One former OLC attorney who worked in the office during the Trump administration has publicly spoken out to say that she is “haunted by what I did” while she worked at the OLC because the office’s attorneys were simply being used to provide cover for the Trump administration’s most legally controversial actions.

Today, the OLC is led by Christopher Schroeder, a former OLC lawyer himself, having served during the Clinton administration; he also held a senior DOJ position during the Obama administration.

On the Bannon indictment, according to CNN, Schroeder’s office “was consulted on the novel circumstances” surrounding the case, but it “declined to release any internal legal guidance that supported the Bannon decision.” Garland’s decision to seek an indictment has, of course, already proved wildly controversial.
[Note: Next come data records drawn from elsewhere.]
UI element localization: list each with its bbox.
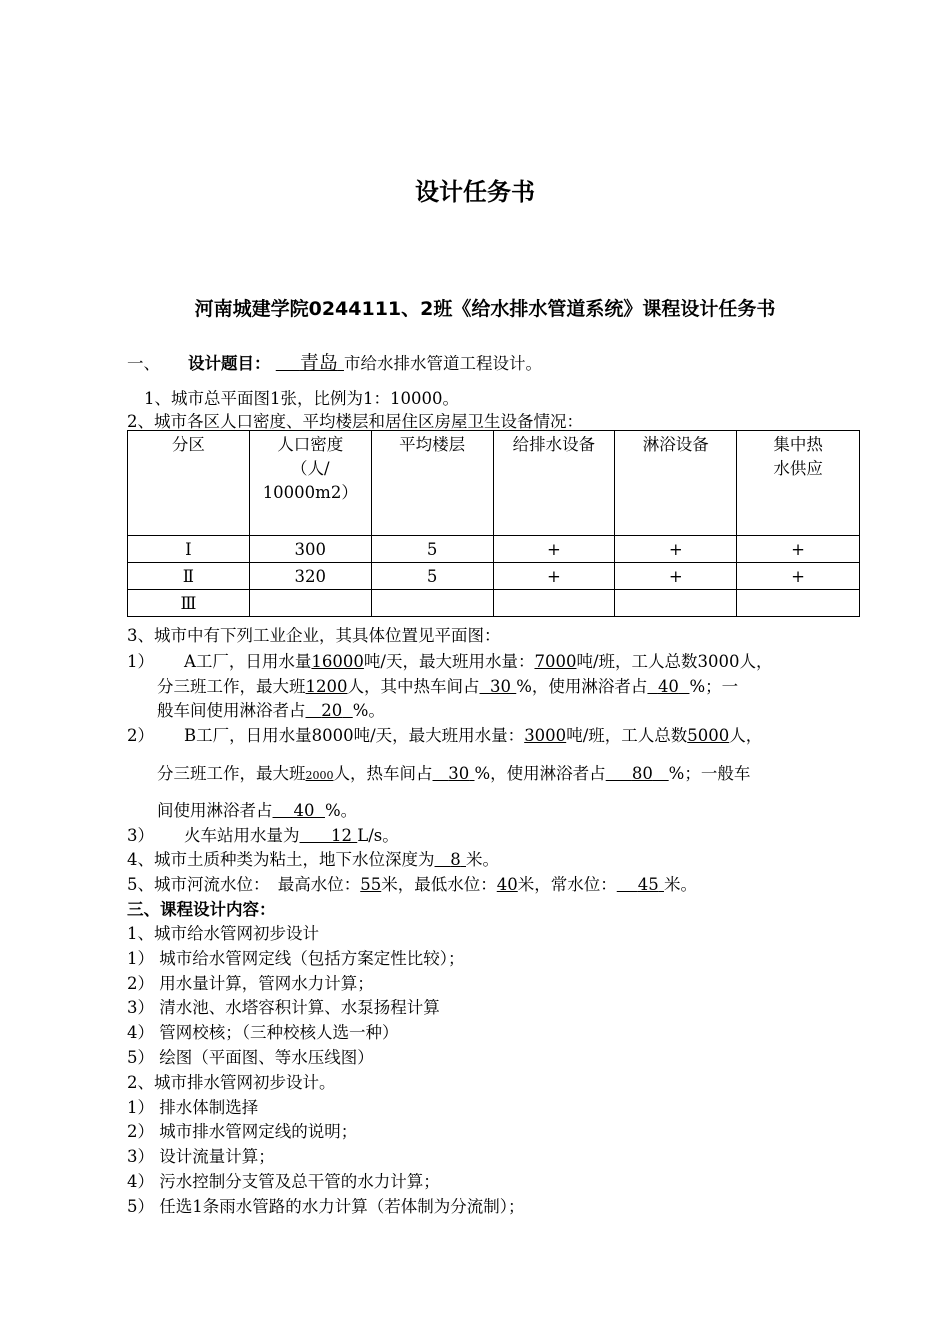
- list-item: 3） 设计流量计算；: [127, 1147, 275, 1166]
- table-cell: 5: [371, 563, 493, 590]
- table-header-cell: 淋浴设备: [615, 431, 737, 536]
- table-cell: +: [615, 536, 737, 563]
- list-item: 4） 污水控制分支管及总干管的水力计算；: [127, 1172, 440, 1191]
- drainage-network-heading: 2、城市排水管网初步设计。: [127, 1073, 336, 1092]
- factory-b-line-2: 分三班工作，最大班2000人，热车间占 30 %，使用淋浴者占 80 %；一般车: [157, 764, 751, 783]
- table-header-cell: 集中热 水供应: [737, 431, 860, 536]
- district-table: [127, 430, 860, 617]
- table-cell: 300: [249, 536, 371, 563]
- list-item: 1） 排水体制选择: [127, 1098, 259, 1117]
- factory-b-line-3: 间使用淋浴者占 40 %。: [157, 801, 358, 820]
- document-title: 设计任务书: [415, 178, 535, 206]
- table-header-cell: 平均楼层: [371, 431, 493, 536]
- table-row: [128, 536, 860, 563]
- item-1: 1、城市总平面图1张，比例为1：10000。: [144, 389, 459, 408]
- table-cell: +: [737, 563, 860, 590]
- table-cell: [615, 590, 737, 617]
- list-item: 5） 任选1条雨水管路的水力计算（若体制为分流制）；: [127, 1197, 525, 1216]
- section-3-heading: 三、课程设计内容：: [127, 900, 276, 919]
- list-item: 1） 城市给水管网定线（包括方案定性比较）；: [127, 949, 465, 968]
- factory-a-line-1: 1） A工厂，日用水量16000吨/天，最大班用水量：7000吨/班，工人总数3000人，: [127, 652, 773, 671]
- item-3: 3、城市中有下列工业企业，其具体位置见平面图：: [127, 626, 501, 645]
- table-cell: 5: [371, 536, 493, 563]
- factory-b-line-1: 2） B工厂，日用水量8000吨/天，最大班用水量：3000吨/班，工人总数5000人，: [127, 726, 763, 745]
- table-row: [128, 590, 860, 617]
- factory-a-line-2: 分三班工作，最大班1200人，其中热车间占 30 %，使用淋浴者占 40 %；一: [157, 677, 739, 696]
- item-2: 2、城市各区人口密度、平均楼层和居住区房屋卫生设备情况：: [127, 412, 583, 431]
- table-header-row: [128, 431, 860, 536]
- table-cell: Ⅲ: [128, 590, 250, 617]
- document-subtitle: 河南城建学院0244111、2班《给水排水管道系统》课程设计任务书: [194, 298, 776, 320]
- table-cell: [249, 590, 371, 617]
- section-1-heading: [127, 348, 542, 375]
- list-item: 2） 城市排水管网定线的说明；: [127, 1122, 358, 1141]
- section-1-prefix: 一、: [127, 354, 160, 373]
- water-network-heading: 1、城市给水管网初步设计: [127, 924, 319, 943]
- table-cell: +: [737, 536, 860, 563]
- table-cell: 320: [249, 563, 371, 590]
- table-cell: +: [493, 536, 615, 563]
- list-item: 3） 清水池、水塔容积计算、水泵扬程计算: [127, 998, 440, 1017]
- section-1-label: 设计题目：: [188, 354, 271, 373]
- item-5: 5、城市河流水位： 最高水位：55米，最低水位：40米，常水位： 45 米。: [127, 875, 697, 894]
- list-item: 2） 用水量计算，管网水力计算；: [127, 974, 374, 993]
- city-name: 青岛: [299, 352, 338, 374]
- item-4: 4、城市土质种类为粘土，地下水位深度为 8 米。: [127, 850, 499, 869]
- table-cell: [493, 590, 615, 617]
- table-cell: Ⅰ: [128, 536, 250, 563]
- list-item: 5） 绘图（平面图、等水压线图）: [127, 1048, 374, 1067]
- factory-a-line-3: 般车间使用淋浴者占 20 %。: [157, 701, 385, 720]
- table-header-cell: 分区: [128, 431, 250, 536]
- table-row: [128, 563, 860, 590]
- list-item: 4） 管网校核；（三种校核人选一种）: [127, 1023, 399, 1042]
- table-cell: +: [493, 563, 615, 590]
- section-1-rest: 市给水排水管道工程设计。: [343, 354, 542, 373]
- table-header-cell: 给排水设备: [493, 431, 615, 536]
- station-line: 3） 火车站用水量为 12 L/s。: [127, 826, 399, 845]
- table-cell: [371, 590, 493, 617]
- table-cell: Ⅱ: [128, 563, 250, 590]
- table-cell: [737, 590, 860, 617]
- table-header-cell: 人口密度 （人/ 10000m2）: [249, 431, 371, 536]
- table-cell: +: [615, 563, 737, 590]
Some conservatives have already assailed the decision as a radical departure from precedent and an effort by the Biden administration to attack the president’s political enemies. But Garland should be commended for refusing to be bound by a cramped interpretation of the OLC’s prior opinions.

Is there a way to fix the OLC? There have been thoughtful and persuasive reform proposals from liberal academics and lawyers as well as good government groups who have suggested a range of proposals that merit serious attention. They include reevaluating the office’s most controversial decisions and replacing or withdrawing the worst opinions; requiring more fact-finding before simply relying on representations from political officials about the purpose and objectives of controversial programs; making more of the office’s opinions public so that we can actually see its work; and creating more rigorous internal rules and procedures that might alleviate its deeply ingrained (and perhaps unavoidable) bias in favor of the executive branch.

The department’s evident willingness to work around the OLC’s precedents in bringing the Bannon prosecution — rather than interpreting them broadly and mechanistically — is the latest promising sign for observers who are interested in OLC reform. Earlier this year, the office decided to reverse the Trump-era opinion preventing the disclosure of his taxes to Congress. Though in another sign of how fraught the office’s work has become, a Trump-appointed judge who worked in the Trump DOJ recently questioned the motives behind that decision — as if the earlier, Trump-friendly opinion from the OLC somehow had unimpeachable origins.

Still, it remains to be seen what, if anything, Garland and Schroeder will do in the way of a more concerted, less case-by-case effort to address the OLC’s shortcomings over many years and many administrations. Now is as good a time as any to consider a long-needed, systematic reevaluation of this obscure and controversial yet unquestionably powerful office.